On July 20 the King left High-Zieritz with his children, and a week later the Queen's remains were brought to Berlin. The whole city was in mourning, not a heart remained untouched; tears flowed, and even men wept as the funeral procession passed by. The body lay in state in the castle until the thirtieth. Then the casket was sealed and laid away for a time in the cathedral. On December 23 it was taken to Charlottenburg and placed in the mausoleum which the King had had built after plans by the famous architect Schinkel. Over the vault rises a building in the form of a Greek temple. The roof of the antechamber is supported by four granite columns. The light falls from above through blue glass, which casts a magical light over its interior. On the memorial tablet the King caused the simple words to be engraved: "According to God's Will." In the year 1815 the marble figure of the Queen was placed in the mausoleum. The transfigured Queen lies on a couch as though in peaceful slumber. Her head, with its flowing hair crowned with a diadem, is slightly inclined toward the right. The beautiful arms, clad in short sleeves, are lightly crossed below the breast, which the right hand touches expressively. One foot is crossed over the other, and the whole beautiful figure is half revealed by a simple, flowing garment.

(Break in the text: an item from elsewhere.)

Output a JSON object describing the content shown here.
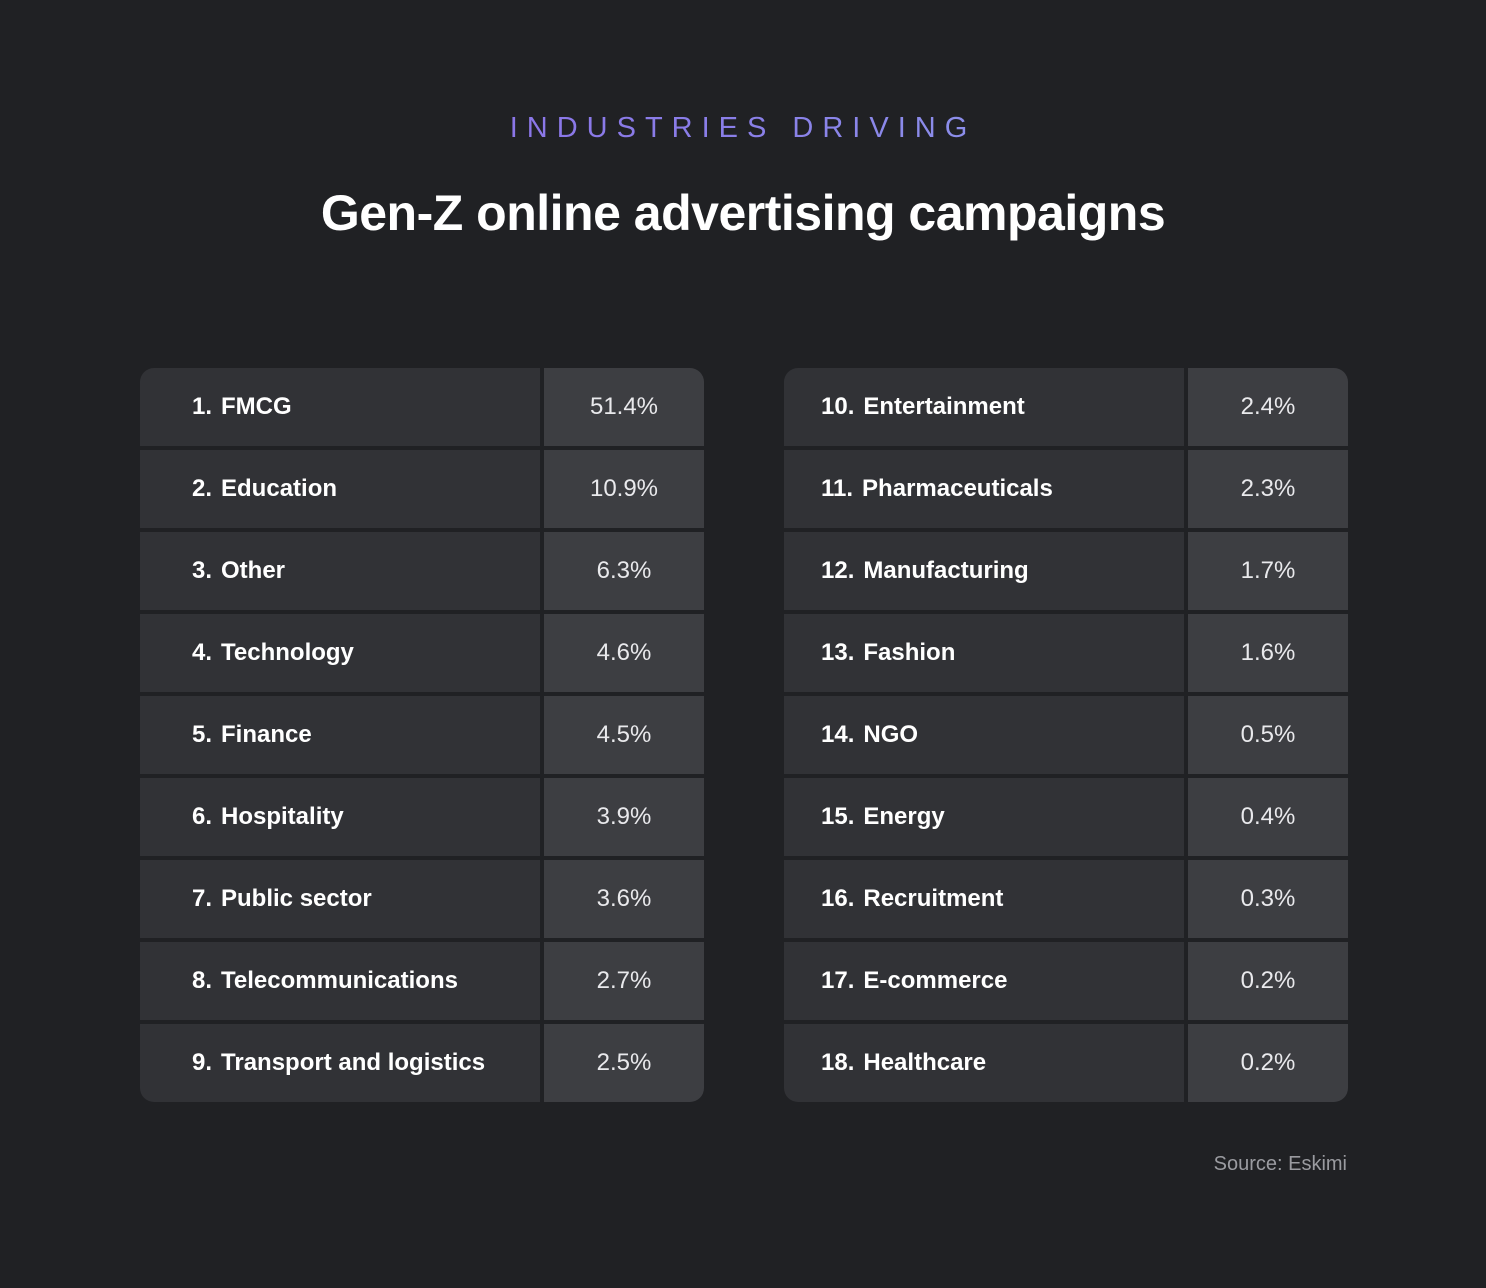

Louise was lovely in life and her monument shows her lovely in death. She rests in the chamber, where trials can no longer touch her, until on the day of resurrection her decayed body shall be awakened from the tomb to a more beautiful life. More enduring even than marble is the memory which she has left behind in our hearts. She gave to her people and the whole German fatherland an example of piety, purity, singleness of heart, and true, womanly virtues; a model of humility in fortune, courageous faith in misfortune, of devoted patriotism, of faithfulness in small things as well as in great things. Therefore her influence has been felt, even after the night came, in which no man can work.

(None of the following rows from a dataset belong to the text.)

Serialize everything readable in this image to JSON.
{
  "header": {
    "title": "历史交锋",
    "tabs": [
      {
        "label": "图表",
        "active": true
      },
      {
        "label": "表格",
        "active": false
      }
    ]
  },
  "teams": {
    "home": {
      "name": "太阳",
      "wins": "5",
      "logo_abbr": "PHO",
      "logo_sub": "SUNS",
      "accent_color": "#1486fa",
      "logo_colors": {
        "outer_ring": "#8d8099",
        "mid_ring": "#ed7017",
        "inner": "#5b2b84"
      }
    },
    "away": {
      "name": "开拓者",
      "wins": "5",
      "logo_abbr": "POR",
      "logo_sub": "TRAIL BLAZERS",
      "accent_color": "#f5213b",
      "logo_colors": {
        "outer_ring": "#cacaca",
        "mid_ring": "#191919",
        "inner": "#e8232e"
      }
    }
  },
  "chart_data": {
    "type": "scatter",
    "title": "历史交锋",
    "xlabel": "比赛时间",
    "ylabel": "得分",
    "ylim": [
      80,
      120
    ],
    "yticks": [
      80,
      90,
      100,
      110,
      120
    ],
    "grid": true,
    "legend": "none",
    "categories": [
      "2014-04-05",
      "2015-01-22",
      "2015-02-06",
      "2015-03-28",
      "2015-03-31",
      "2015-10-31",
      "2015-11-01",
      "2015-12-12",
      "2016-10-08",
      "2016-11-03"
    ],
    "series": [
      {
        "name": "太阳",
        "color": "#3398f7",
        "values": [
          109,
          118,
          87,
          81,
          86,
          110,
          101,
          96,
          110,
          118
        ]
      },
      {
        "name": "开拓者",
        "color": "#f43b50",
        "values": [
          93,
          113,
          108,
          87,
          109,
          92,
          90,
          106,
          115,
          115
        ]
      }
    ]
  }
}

The rise of the Prussian people in the great war for liberation from Italian oppression and craftiness, was principally inspired by the memory of the never-to-be-forgotten Queen, "who always carried the banner of hope before us," as the poet Heinrich von Kleist sung on her last birthday. Her memory and example inspired a great multitude of women and girls to sacrifice their gold rings for iron ones, which bore the inscription: "I gave gold for iron."

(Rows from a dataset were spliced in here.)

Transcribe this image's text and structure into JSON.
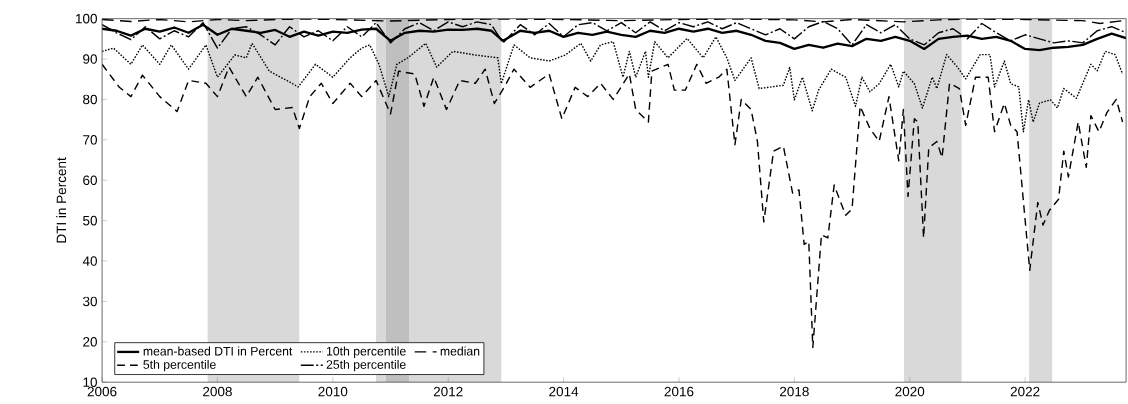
{
  "chart_data": {
    "type": "line",
    "ylabel": "DTI in Percent",
    "xlim": [
      2006,
      2023.75
    ],
    "xticks": [
      2006,
      2008,
      2010,
      2012,
      2014,
      2016,
      2018,
      2020,
      2022
    ],
    "ylim": [
      10,
      100
    ],
    "yticks": [
      10,
      20,
      30,
      40,
      50,
      60,
      70,
      80,
      90,
      100
    ],
    "grid": false,
    "legend": "bottom left",
    "marker": "none",
    "bands": [
      {
        "axis": "x",
        "from": 2007.83,
        "to": 2009.42,
        "color": "#d9d9d9"
      },
      {
        "axis": "x",
        "from": 2010.75,
        "to": 2010.92,
        "color": "#d9d9d9"
      },
      {
        "axis": "x",
        "from": 2010.92,
        "to": 2011.33,
        "color": "#bfbfbf"
      },
      {
        "axis": "x",
        "from": 2011.33,
        "to": 2012.92,
        "color": "#d9d9d9"
      },
      {
        "axis": "x",
        "from": 2019.9,
        "to": 2020.9,
        "color": "#d9d9d9"
      },
      {
        "axis": "x",
        "from": 2022.07,
        "to": 2022.47,
        "color": "#d9d9d9"
      }
    ],
    "series": [
      {
        "name": "mean-based DTI in Percent",
        "color": "#000000",
        "line_style": "solid",
        "x": [
          2006.0,
          2006.25,
          2006.5,
          2006.75,
          2007.0,
          2007.25,
          2007.5,
          2007.75,
          2008.0,
          2008.25,
          2008.5,
          2008.75,
          2009.0,
          2009.25,
          2009.5,
          2009.75,
          2010.0,
          2010.25,
          2010.5,
          2010.75,
          2011.0,
          2011.25,
          2011.5,
          2011.75,
          2012.0,
          2012.25,
          2012.5,
          2012.75,
          2012.95,
          2013.25,
          2013.5,
          2013.75,
          2014.0,
          2014.25,
          2014.5,
          2014.75,
          2015.0,
          2015.25,
          2015.5,
          2015.75,
          2016.0,
          2016.25,
          2016.5,
          2016.75,
          2017.0,
          2017.25,
          2017.5,
          2017.75,
          2018.0,
          2018.25,
          2018.5,
          2018.75,
          2019.0,
          2019.25,
          2019.5,
          2019.75,
          2020.0,
          2020.25,
          2020.5,
          2020.75,
          2021.0,
          2021.25,
          2021.5,
          2021.75,
          2022.0,
          2022.25,
          2022.5,
          2022.75,
          2023.0,
          2023.25,
          2023.5,
          2023.75
        ],
        "values": [
          97.5,
          97,
          95.8,
          97.5,
          96.8,
          97.8,
          96.5,
          98.5,
          96,
          97.5,
          97,
          96.5,
          97.2,
          95.5,
          96.8,
          95.8,
          96.8,
          96.5,
          97.3,
          97.5,
          94.5,
          96.5,
          97,
          96.8,
          97.3,
          97.2,
          97.5,
          97,
          94.5,
          97,
          96.5,
          97,
          95.5,
          96.5,
          96,
          96.8,
          96,
          95.5,
          97,
          96.5,
          97.5,
          96.8,
          97.5,
          96.5,
          97,
          96,
          94.5,
          94,
          92.5,
          93.5,
          92.8,
          93.8,
          93.2,
          95,
          94.5,
          95.5,
          94.5,
          92.5,
          95,
          95.5,
          95.8,
          95,
          95.5,
          94.5,
          92.5,
          92.2,
          92.8,
          93,
          93.5,
          95,
          96.3,
          95.2
        ]
      },
      {
        "name": "5th percentile",
        "color": "#000000",
        "line_style": "dashed",
        "x": [
          2006.0,
          2006.3,
          2006.5,
          2006.7,
          2007.0,
          2007.3,
          2007.5,
          2007.8,
          2008.0,
          2008.2,
          2008.5,
          2008.7,
          2009.0,
          2009.3,
          2009.42,
          2009.6,
          2009.8,
          2010.0,
          2010.3,
          2010.5,
          2010.75,
          2011.0,
          2011.14,
          2011.42,
          2011.58,
          2011.75,
          2011.97,
          2012.2,
          2012.47,
          2012.64,
          2012.8,
          2012.97,
          2013.14,
          2013.42,
          2013.75,
          2013.97,
          2014.2,
          2014.42,
          2014.64,
          2014.86,
          2015.14,
          2015.25,
          2015.47,
          2015.53,
          2015.81,
          2015.92,
          2016.11,
          2016.31,
          2016.47,
          2016.69,
          2016.83,
          2016.97,
          2017.08,
          2017.25,
          2017.36,
          2017.47,
          2017.64,
          2017.81,
          2017.97,
          2018.08,
          2018.17,
          2018.25,
          2018.32,
          2018.47,
          2018.58,
          2018.69,
          2018.89,
          2019.0,
          2019.14,
          2019.31,
          2019.47,
          2019.64,
          2019.81,
          2019.89,
          2019.97,
          2020.08,
          2020.14,
          2020.24,
          2020.33,
          2020.47,
          2020.56,
          2020.69,
          2020.86,
          2020.97,
          2021.14,
          2021.36,
          2021.47,
          2021.64,
          2021.75,
          2021.86,
          2022.08,
          2022.22,
          2022.31,
          2022.42,
          2022.58,
          2022.67,
          2022.75,
          2022.92,
          2023.06,
          2023.14,
          2023.28,
          2023.42,
          2023.58,
          2023.69
        ],
        "values": [
          88.7,
          83,
          80.7,
          86,
          80.7,
          77,
          84.7,
          84,
          80.7,
          88,
          80.7,
          85.5,
          77.5,
          78,
          72.8,
          80.7,
          84,
          79,
          84,
          80.7,
          84.7,
          76.4,
          87,
          86.3,
          78.3,
          85.5,
          77.5,
          84.7,
          84,
          87.5,
          79,
          83,
          87.5,
          83,
          86.3,
          75.2,
          83,
          80.7,
          84,
          80,
          86.3,
          77.5,
          74.4,
          87,
          88.7,
          82.3,
          82.3,
          88.7,
          84,
          85.5,
          87.5,
          68.8,
          80,
          77.5,
          69.6,
          49.7,
          67.2,
          68.4,
          56.8,
          57.6,
          44.1,
          44.9,
          18.6,
          46.5,
          45.7,
          58.8,
          51.3,
          52.9,
          78.3,
          72.8,
          69.6,
          80.7,
          64.8,
          77.5,
          56,
          75.2,
          74.4,
          45.7,
          68,
          69.6,
          65.6,
          84,
          82.7,
          73.6,
          85.5,
          85.5,
          72,
          79,
          73.6,
          72,
          37.7,
          54.5,
          48.9,
          52.5,
          55.3,
          67.2,
          60.8,
          74.4,
          63.2,
          76,
          72,
          76.8,
          80,
          74.4
        ]
      },
      {
        "name": "10th percentile",
        "color": "#000000",
        "line_style": "dotted",
        "x": [
          2006.0,
          2006.2,
          2006.5,
          2006.7,
          2007.0,
          2007.2,
          2007.5,
          2007.8,
          2008.0,
          2008.3,
          2008.5,
          2008.6,
          2008.9,
          2009.2,
          2009.4,
          2009.7,
          2010.0,
          2010.3,
          2010.5,
          2010.64,
          2010.8,
          2010.97,
          2011.11,
          2011.3,
          2011.61,
          2011.8,
          2012.08,
          2012.47,
          2012.86,
          2012.92,
          2013.14,
          2013.42,
          2013.75,
          2014.03,
          2014.3,
          2014.47,
          2014.64,
          2014.86,
          2015.03,
          2015.14,
          2015.25,
          2015.42,
          2015.47,
          2015.58,
          2015.81,
          2016.14,
          2016.42,
          2016.64,
          2016.83,
          2016.97,
          2017.25,
          2017.39,
          2017.81,
          2017.92,
          2018.0,
          2018.14,
          2018.31,
          2018.42,
          2018.64,
          2018.89,
          2019.06,
          2019.17,
          2019.31,
          2019.47,
          2019.67,
          2019.81,
          2019.89,
          2020.08,
          2020.22,
          2020.39,
          2020.47,
          2020.64,
          2020.81,
          2020.97,
          2021.22,
          2021.39,
          2021.47,
          2021.64,
          2021.75,
          2021.89,
          2021.97,
          2022.06,
          2022.14,
          2022.25,
          2022.44,
          2022.56,
          2022.67,
          2022.89,
          2023.14,
          2023.25,
          2023.39,
          2023.56,
          2023.69
        ],
        "values": [
          91.9,
          92.7,
          88.7,
          93.5,
          88.7,
          93.5,
          87.5,
          93.5,
          85.5,
          91,
          90.3,
          93.9,
          87,
          84.7,
          83.1,
          88.7,
          85.5,
          90.3,
          92.7,
          93.5,
          88.7,
          80.7,
          88.7,
          90.3,
          93.9,
          88,
          91.9,
          91,
          90.3,
          83.9,
          93.5,
          90.3,
          89.5,
          91,
          93.9,
          89.5,
          93.5,
          94.3,
          85.5,
          91.9,
          85.5,
          91.9,
          85.5,
          94.3,
          90.3,
          95.1,
          90.3,
          95.5,
          90.3,
          84.7,
          90.3,
          82.7,
          83.5,
          87.9,
          79.9,
          85.5,
          77.2,
          82.3,
          87.5,
          85.5,
          78.3,
          85.5,
          81.9,
          83.9,
          88.7,
          83.1,
          87,
          83.9,
          77.9,
          85.5,
          82.7,
          91.1,
          88.3,
          85.1,
          91.1,
          91.1,
          83.1,
          89.5,
          83.9,
          83.1,
          72,
          79.9,
          74.4,
          79.1,
          79.9,
          77.9,
          82.7,
          80.3,
          88.7,
          87.1,
          91.9,
          91.1,
          86.3
        ]
      },
      {
        "name": "25th percentile",
        "color": "#000000",
        "line_style": "dashed",
        "x": [
          2006.0,
          2006.25,
          2006.5,
          2006.75,
          2007.0,
          2007.25,
          2007.5,
          2007.75,
          2008.0,
          2008.25,
          2008.5,
          2008.75,
          2009.0,
          2009.25,
          2009.5,
          2009.75,
          2010.0,
          2010.25,
          2010.5,
          2010.75,
          2011.0,
          2011.25,
          2011.5,
          2011.75,
          2012.0,
          2012.25,
          2012.5,
          2012.75,
          2012.95,
          2013.25,
          2013.5,
          2013.75,
          2014.0,
          2014.25,
          2014.5,
          2014.75,
          2015.0,
          2015.25,
          2015.5,
          2015.75,
          2016.0,
          2016.25,
          2016.5,
          2016.75,
          2017.0,
          2017.25,
          2017.5,
          2017.75,
          2018.0,
          2018.25,
          2018.5,
          2018.75,
          2019.0,
          2019.25,
          2019.5,
          2019.75,
          2020.0,
          2020.25,
          2020.5,
          2020.75,
          2021.0,
          2021.25,
          2021.5,
          2021.75,
          2022.0,
          2022.25,
          2022.5,
          2022.75,
          2023.0,
          2023.25,
          2023.5,
          2023.75
        ],
        "values": [
          98.5,
          96.5,
          94.8,
          98,
          95,
          97,
          95.5,
          99,
          92.7,
          97.5,
          98,
          96,
          93.5,
          98,
          95.5,
          97,
          94.5,
          98,
          95.5,
          99,
          94,
          97.5,
          99,
          97,
          99.2,
          98,
          99.2,
          98.5,
          94,
          98.5,
          96,
          98.8,
          95.5,
          98.5,
          99,
          97,
          99,
          96.5,
          99.2,
          97,
          99,
          98,
          99.2,
          97.5,
          99,
          97.5,
          96,
          97.5,
          95,
          98,
          99.3,
          97.5,
          93.5,
          98.5,
          96.5,
          98.5,
          95,
          93.5,
          96.5,
          97.5,
          95,
          98.8,
          96.5,
          94.5,
          96,
          95,
          94,
          94.5,
          94,
          97,
          98,
          96.5
        ]
      },
      {
        "name": "median",
        "color": "#000000",
        "line_style": "dashed",
        "x": [
          2006.0,
          2006.5,
          2007.0,
          2007.5,
          2008.0,
          2008.5,
          2009.0,
          2009.5,
          2010.0,
          2011.0,
          2012.0,
          2013.0,
          2014.0,
          2015.0,
          2016.0,
          2017.0,
          2018.0,
          2018.5,
          2019.0,
          2019.9,
          2020.5,
          2021.0,
          2022.0,
          2023.0,
          2023.3,
          2023.75
        ],
        "values": [
          99.8,
          99.3,
          99.8,
          99.2,
          99.8,
          99.5,
          99.8,
          99.9,
          99.8,
          99.4,
          99.8,
          99.9,
          99.8,
          99.5,
          99.8,
          99.9,
          99.7,
          99.2,
          99.8,
          99.2,
          99.7,
          99.9,
          99.8,
          99.5,
          98.8,
          99.6
        ]
      }
    ]
  }
}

In the year 1813, on the birthday anniversary of the departed, King Frederick William the Third instituted the highest order of the soldiers of liberty, "the Iron Cross." After the battle of Leipzig (October 18, 1813) he hurried from the battlefield to the thanksgiving service in the Berlin cathedral and then to the mausoleum in Charlottenburg to place a wreath on the casket of the perfect one. He founded the Order of Louise, August 3, 1814, as a decoration for the most zealous among the army nurses. Since 1840 he has rested beside her.

Her oldest son, King Frederick William the Fourth, said, in the year 1848: "The unity of Germany is dear to my heart; this idea is an inheritance from my mother." But her second son, William, when the nephew of his mother's old arch-enemy declared war against Germany on the anniversary of Louise's death, July 19, 1870, knelt at his mother's coffin in the tomb at Charlottenburg before he went to meet the enemy, and prayed for a blessing from above. It accompanied him through many battles and victories, until he arrived before the palace at Versailles. He returned to Berlin March 17, 1871, as Emperor of the united German fatherland, crowned with laurels, but giving the honor to God alone, and stood once more at his mother's grave in Charlottenburg. How wonderfully through the grace of God had all her hopes been realized!